Monday, March 30, 2009

"We'll See"

The two most powerful words I know are "we'll see."Any successful parent ( and by successful I mean ' still standing') knows that the first rule of parenthood is to NEVER COMMIT TO ANYTHING. Delayed disappointment always trumps immediate disappointment and works to our advantage in myriad ways.

In our house there are three levels of "we'll see":

1. we'll see---the general, non chalant answer (given only so they will think you are listening) in response to basic questions such as
Can we have Tootsie Pops for breakfast? (we'll see.)
Can we have a sleepover? (we'll see.)
Can we watch CSI Miami? (we'll see.)
If all the stars and planets align perfectly AND I am feeling particularly generous that day and/or exceptionally lazy, this "we'll see" sometimes, OCCASIONALLY, morphs into a disgruntled yes. Off the record, of course.
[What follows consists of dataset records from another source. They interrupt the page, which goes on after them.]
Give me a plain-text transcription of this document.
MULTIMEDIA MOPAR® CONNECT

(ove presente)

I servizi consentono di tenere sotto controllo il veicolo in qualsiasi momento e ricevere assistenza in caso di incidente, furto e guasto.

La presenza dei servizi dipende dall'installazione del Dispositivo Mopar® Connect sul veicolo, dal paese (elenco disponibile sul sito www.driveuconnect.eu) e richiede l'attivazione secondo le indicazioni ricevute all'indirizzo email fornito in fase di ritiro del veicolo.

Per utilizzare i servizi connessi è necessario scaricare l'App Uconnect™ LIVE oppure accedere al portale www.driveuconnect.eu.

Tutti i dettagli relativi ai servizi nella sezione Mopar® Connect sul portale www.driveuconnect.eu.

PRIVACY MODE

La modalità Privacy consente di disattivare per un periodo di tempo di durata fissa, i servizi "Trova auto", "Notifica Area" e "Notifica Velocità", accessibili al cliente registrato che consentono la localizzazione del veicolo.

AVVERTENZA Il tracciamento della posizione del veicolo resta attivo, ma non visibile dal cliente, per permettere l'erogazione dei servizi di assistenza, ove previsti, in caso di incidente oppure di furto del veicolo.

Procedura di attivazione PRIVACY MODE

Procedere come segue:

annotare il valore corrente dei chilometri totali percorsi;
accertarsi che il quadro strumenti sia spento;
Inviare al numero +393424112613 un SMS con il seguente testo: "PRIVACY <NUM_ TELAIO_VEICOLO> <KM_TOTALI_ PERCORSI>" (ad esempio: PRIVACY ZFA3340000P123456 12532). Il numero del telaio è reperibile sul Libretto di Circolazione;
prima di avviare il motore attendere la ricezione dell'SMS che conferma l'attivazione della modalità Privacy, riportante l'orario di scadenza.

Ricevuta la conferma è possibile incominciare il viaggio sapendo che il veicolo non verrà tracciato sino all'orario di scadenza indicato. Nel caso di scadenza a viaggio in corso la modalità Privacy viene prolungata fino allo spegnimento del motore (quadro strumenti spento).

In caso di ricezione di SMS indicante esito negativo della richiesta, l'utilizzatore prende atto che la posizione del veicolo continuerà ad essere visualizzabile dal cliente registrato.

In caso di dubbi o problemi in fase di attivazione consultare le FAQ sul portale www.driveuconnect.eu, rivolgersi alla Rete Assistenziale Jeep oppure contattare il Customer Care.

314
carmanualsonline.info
2. We'll See---A level 2 response, given when the odds of me acquiescing are slimmer than the chance of me fitting back into my high school jeans (pun intended) but more probable than the chance of me cleaning my baseboards any time soon, usually given in response to queries such as
Can we get out the poster paints? (We'll See.)
Can we build a fort out of every blanket/pillow/couch cushion in the house? (We'll See.)
Can we make sugar cookies? (We'll See.)

3. WE'LL SEE--This is where, as Rich says, we "BRING DOWN THE HAMMER." This "WE'LL SEE" means, technically, that over MY COLD DEAD BODY WOULD I EVER LET YOU DO THAT but of course, we never let the children in on this secret. This special response is reserved for delicate requests such as
Can you take us swimming at the Legacy Center in January? (WE'LL SEE.)
Can we decorate the Christmas tree by oursevles this year? (WE'LL SEE.)
Can we rent Free Willy 3 again? (WE'LL SEE.)

The beauty of the "we'll see" plan is that it's not saying yes, it's not saying no---it's just a crafty way of delaying your answer until hopefully the children forget the original request or else behave just badly enough for you to blame them, i.e. " I was going to let you have Tootsie Pops for breakfast tomorrow (etc) but now that you've doorbell ditched your own house all afternoon I can't let you. Remember, there are consequences in this house for certain behavior, mister."

It's foolproof!











4 comments:

Angee said...

I LOVE this tactic. Use it all the time. You really should teach a parenting class somewhere. You know, the type of parenting class you really need where they teach you tricks like saying, "we'll see"...

Heather said...

Love this tip! I can't wait to try it out on my piano kids...

Jayne said...

I find myself using those words all the time. My kids just assume that anytime I use them it means No. Jarrett even told me this the other day in a I've-figured-you-out-tone. AAhhh! Now what?

Unknown said...

Ok, Kelly, you probably already know this, but I'm going to tell you anyway! RASCAL FLATTS NEW ALBUM IS COMING OUT ON TUESDAY! (April 7th!)AAAAAAAAAAAAHHHHHHHHHHHHHHH! I'm so excited!